Um trabalho além de "abrir e fechar" a Escola Bíblica


Planejamento

   Definir os caminhos da ação é fundamental para o desenrolar do processo e um bom começo para a direção da EBD. Esta importante etapa, segundo Danilo Gandin, pode se dar através da caracterização da realidade existente, projeção da realidade desejada e definição das necessidades. Entre o que se tem e o que se quer, há uma distância que pode ser encurtada com a satisfação das necessidades.

· "Planejar é, de fato, definir o que queremos alcançar; verificar a que distância, na prática,estamos deste ideal e decidir o que se vai fazer para encurtar esta distância."
Formação Continuada dos Professores

   A direção da EBD precisa ser criteriosa na composição do corpo docente. Os professores devem ser bem escolhidos e preparados. Ser fiel, assíduo, pontual e sujeito da práxis (teoria e prática dialeticamente integradas) são alguns viés do perfil deste educador. O preparo precisa se consolidar através de um programa de formação continuada que contemple ações integradas e progressivamente dinamizadas.

Cremos que um diretor de EBD pode contribuir para a formação de sua equipe, encaminhando, entre outras coisas:

  • Reunião Pedagógica periódica para estudo, reflexão, troca de experiência, avaliação e redirecionamento da proposta de trabalho.
  • Visão Panorâmica da Unidade Temática em estudo, para abordagem dos conceitos principais e levantamento de questões para aprofundamento.
  • Cursos que explorem aspectos diversos, a partir das necessidades dos professores: Interpretação Bíblica; Metodologia de Ensino, Preparação de Aulas; Aprofundamento Teológico; entre outros.
  • A organização de uma biblioteca básica, adquirindo, pelo menos, a cada período, um comentário bíblico a respeito do assunto em estudo.
  • A entrega de material complementar como, por exemplo, comentários bíblicos que possam esclarecer o texto a ser estudado.
  • Pesquisas para levantamento das necessidades.
Ministração do Ensino


   Um diretor de EBD precisa incluir em seu plano de ação o acompanhamento do processo ensino-aprendizagem.
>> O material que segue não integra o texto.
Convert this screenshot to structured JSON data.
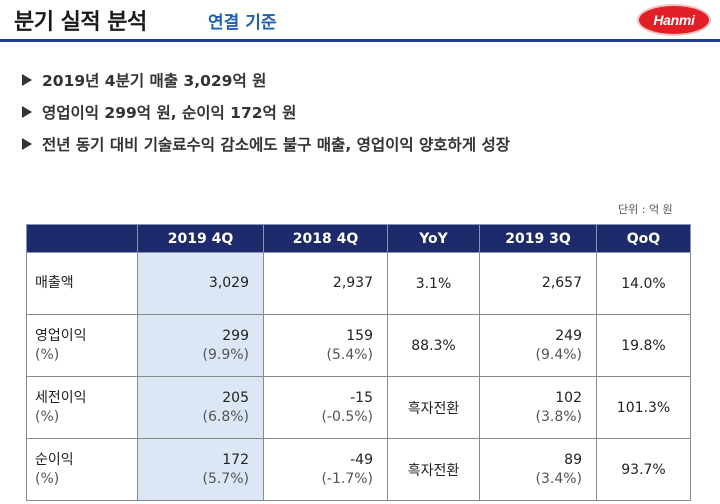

Não basta definir o que vai ser ensinado, é fundamental que se preocupe com o como vai ser ensinado.

   Uma grande dificuldade da Escola Bíblica tem sido justamente o encaminhamento de aulas meramente expositivas, centradas predominantemente no professor. Sendo nossa meta um ensino bíblico com qualidade, devemos considerar a possibilidade de que este aconteça a partir de um trabalho educativo participativo.
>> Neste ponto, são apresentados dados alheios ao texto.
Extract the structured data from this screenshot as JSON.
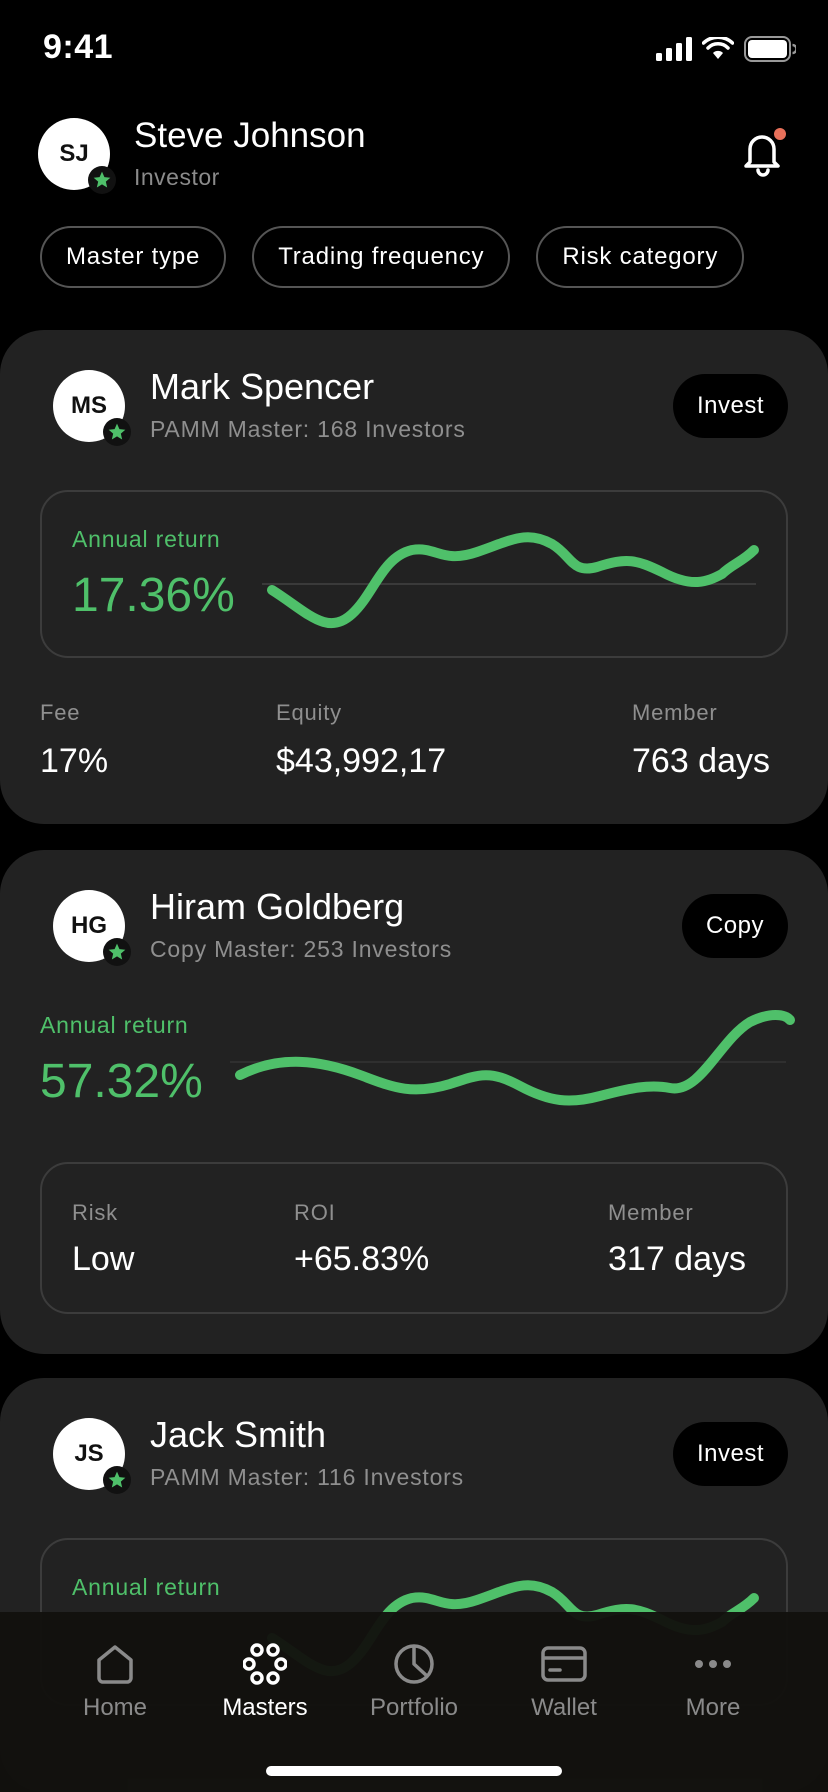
{
  "status_bar": {
    "time": "9:41"
  },
  "header": {
    "initials": "SJ",
    "name": "Steve Johnson",
    "role": "Investor"
  },
  "filters": [
    "Master type",
    "Trading frequency",
    "Risk category"
  ],
  "cards": [
    {
      "initials": "MS",
      "name": "Mark Spencer",
      "subtitle": "PAMM Master: 168 Investors",
      "action": "Invest",
      "return_label": "Annual return",
      "return_value": "17.36%",
      "stats": [
        {
          "label": "Fee",
          "value": "17%"
        },
        {
          "label": "Equity",
          "value": "$43,992,17"
        },
        {
          "label": "Member",
          "value": "763 days"
        }
      ]
    },
    {
      "initials": "HG",
      "name": "Hiram Goldberg",
      "subtitle": "Copy Master: 253 Investors",
      "action": "Copy",
      "return_label": "Annual return",
      "return_value": "57.32%",
      "stats": [
        {
          "label": "Risk",
          "value": "Low"
        },
        {
          "label": "ROI",
          "value": "+65.83%"
        },
        {
          "label": "Member",
          "value": "317 days"
        }
      ]
    },
    {
      "initials": "JS",
      "name": "Jack Smith",
      "subtitle": "PAMM Master: 116 Investors",
      "action": "Invest",
      "return_label": "Annual return"
    }
  ],
  "nav": {
    "active": "Masters",
    "items": [
      {
        "label": "Home",
        "icon": "home-icon"
      },
      {
        "label": "Masters",
        "icon": "masters-icon"
      },
      {
        "label": "Portfolio",
        "icon": "portfolio-icon"
      },
      {
        "label": "Wallet",
        "icon": "wallet-icon"
      },
      {
        "label": "More",
        "icon": "more-icon"
      }
    ]
  },
  "colors": {
    "accent_green": "#4fc06a",
    "card_bg": "#222222",
    "notification_dot": "#e8705a"
  }
}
   O diretor pode ajudar, criando oportunidades, como as que descrevemos anteriormente, em que o corpo docente seja confrontado com uma proposta de ministração de ensino em que se priorize a ação do aluno e do professor. Onde situações de ensino sejam planejadas para possibilitar a participação do aluno de uma forma tão efetiva quanto a do professor. O bom professor é aquele que consegue provocar nos seus alunos uma louca vontade de aprender o tema em estudo. E aprender é construir, é lidar com um conhecimento que se articula a partir de uma idéia mental criativa. Logo, só ouvir não dá conta do processo. É necessário forçar o exercício mental construtivo do aluno.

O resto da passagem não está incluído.